Authorities in Thailand say they are still not certain what caused the death of six tourists in the northern city of Chiang Mai but suggest some may have died from being exposed to pesticide or other toxic chemicals.
The deaths include that of a Thai tourist guide, two tourists from Britain, one tourist from France, one tourist from New Zealand and one from the United States. The tourists were staying in three different hotels in the city during January and February 2011. Three other tourists also fell ill but recovered.
The latest news comes from a posting on the Thai government's Department of Disease Control website on Tuesday, that said the authorities have have conducted an investigation into the mysterious deaths but the results were inconclusive, and the "specific agents that caused the deaths and illnesses in these events cannot be identified". It also says the authorities cannot establish exactly how the victims came to be exposed to them.
The American tourist who died was a 33-year-old woman. She died on 11 January from injury to the heart muscle. The website report suggests here death was probably caused by a "chemical or biotoxin" pesticide and that lab tests ruled out drugs and viral causes. Her travelling companion, a 29-year-old woman from Canada, also got sick but recovered. Both were staying in the same hotel room at one of the three hotels.
A 25-year-old French woman died 19 January. In her case, the investigation concluded her death was unrelated to the others. They found she had died of severe myocarditis (inflammation of all the heart muscles), most likely due to a viral infection rather than exposure to a poison. She had checked into a second of the three hotels, and a female travelling companion who checked in at the same time did not get sick.
Most of the evidence so far concerns four women: a 47-year-old from Thailand, who was found dead on 3 February, a 23-year- old from New Zealand, who died on 6 February and her two friends, also 23 years old, who recovered.
The three New Zealand women fell ill on 3 February and were found to have developed severe metabolic acidosis (abnormal acid level in circulation) and two of them had injury to the heart muscle. The Thai woman probably died from sudden arrhythmia, said the report. All four women were staying in the same hotel, the third of three investigated.

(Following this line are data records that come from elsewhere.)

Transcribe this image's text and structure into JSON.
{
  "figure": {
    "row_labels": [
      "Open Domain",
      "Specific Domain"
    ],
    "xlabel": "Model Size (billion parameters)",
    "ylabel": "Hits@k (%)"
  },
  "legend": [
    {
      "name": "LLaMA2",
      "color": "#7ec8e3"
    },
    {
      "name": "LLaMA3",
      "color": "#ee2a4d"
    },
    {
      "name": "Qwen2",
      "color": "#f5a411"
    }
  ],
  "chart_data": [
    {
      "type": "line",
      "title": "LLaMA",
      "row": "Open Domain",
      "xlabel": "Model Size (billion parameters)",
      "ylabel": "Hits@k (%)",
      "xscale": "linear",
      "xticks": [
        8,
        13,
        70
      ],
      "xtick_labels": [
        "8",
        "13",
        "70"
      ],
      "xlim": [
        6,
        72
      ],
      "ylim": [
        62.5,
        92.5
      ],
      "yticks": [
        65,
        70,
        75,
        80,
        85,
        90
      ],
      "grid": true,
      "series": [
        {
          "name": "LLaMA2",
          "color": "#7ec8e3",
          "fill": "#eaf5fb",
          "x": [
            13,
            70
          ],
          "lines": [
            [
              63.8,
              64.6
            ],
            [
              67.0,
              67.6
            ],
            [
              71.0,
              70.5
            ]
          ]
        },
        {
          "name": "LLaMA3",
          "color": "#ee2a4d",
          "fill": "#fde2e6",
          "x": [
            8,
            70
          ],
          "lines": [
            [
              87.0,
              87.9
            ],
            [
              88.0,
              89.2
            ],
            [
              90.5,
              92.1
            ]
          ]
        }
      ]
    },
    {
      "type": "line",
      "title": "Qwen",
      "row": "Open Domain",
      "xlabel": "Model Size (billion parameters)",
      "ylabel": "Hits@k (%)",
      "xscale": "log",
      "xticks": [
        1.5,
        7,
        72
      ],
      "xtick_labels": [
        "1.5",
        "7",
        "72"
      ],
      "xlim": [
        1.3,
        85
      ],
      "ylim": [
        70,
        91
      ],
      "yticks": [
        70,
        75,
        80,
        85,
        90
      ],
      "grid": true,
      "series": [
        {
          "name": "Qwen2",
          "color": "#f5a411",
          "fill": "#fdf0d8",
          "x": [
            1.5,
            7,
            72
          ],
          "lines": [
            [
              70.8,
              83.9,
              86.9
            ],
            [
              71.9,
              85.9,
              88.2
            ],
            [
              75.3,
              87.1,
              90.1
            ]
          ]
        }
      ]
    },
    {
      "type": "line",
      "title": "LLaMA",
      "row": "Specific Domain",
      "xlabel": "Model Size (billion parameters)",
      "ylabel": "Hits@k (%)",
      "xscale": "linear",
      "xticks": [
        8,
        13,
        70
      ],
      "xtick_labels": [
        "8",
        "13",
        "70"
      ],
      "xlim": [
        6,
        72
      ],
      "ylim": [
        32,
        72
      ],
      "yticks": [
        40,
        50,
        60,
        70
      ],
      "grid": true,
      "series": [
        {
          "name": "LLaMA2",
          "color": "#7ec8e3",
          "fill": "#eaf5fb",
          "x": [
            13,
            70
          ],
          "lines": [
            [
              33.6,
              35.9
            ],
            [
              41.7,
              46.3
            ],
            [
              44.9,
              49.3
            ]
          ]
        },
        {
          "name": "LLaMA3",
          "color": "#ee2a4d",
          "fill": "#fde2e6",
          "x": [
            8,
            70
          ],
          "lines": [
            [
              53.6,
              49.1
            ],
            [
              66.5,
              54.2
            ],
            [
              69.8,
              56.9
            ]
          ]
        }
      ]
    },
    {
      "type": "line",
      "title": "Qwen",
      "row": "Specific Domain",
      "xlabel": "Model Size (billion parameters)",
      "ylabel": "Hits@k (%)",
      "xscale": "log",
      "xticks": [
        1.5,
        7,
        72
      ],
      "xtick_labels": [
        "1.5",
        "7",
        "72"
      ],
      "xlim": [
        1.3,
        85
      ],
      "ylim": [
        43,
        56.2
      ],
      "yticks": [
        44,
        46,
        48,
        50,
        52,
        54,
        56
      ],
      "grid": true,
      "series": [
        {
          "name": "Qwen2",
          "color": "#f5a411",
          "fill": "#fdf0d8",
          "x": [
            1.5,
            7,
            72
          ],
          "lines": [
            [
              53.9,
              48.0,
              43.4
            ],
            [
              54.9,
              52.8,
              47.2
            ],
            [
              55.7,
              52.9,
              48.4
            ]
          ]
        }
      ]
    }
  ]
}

The investigators suggest the cause of the sickness in the four women was probably the same, given the proximity of their rooms, and it is unlikely to be bacterial or viral and may be "some toxic chemical, pesticides or gas". They ruled out pesticides in the "organophosphate, organochlorine and carbamate group, such as cholpyrifos, are also unlikely to be the cause because they conflict with clinical specimens and blood test".
Tests also ruled out other chemicals, such as "sodium monofluoroacetate (compound 1080) and phosphine gas", but the report also emphasizes that negative results do not always confirm absence, as chemicals can dissipate before the tests are done. The investigators also found aluminium traces in some of the rooms and elsewhere in the hotel, but no evidence it came from the pesticide aluminum phosphide.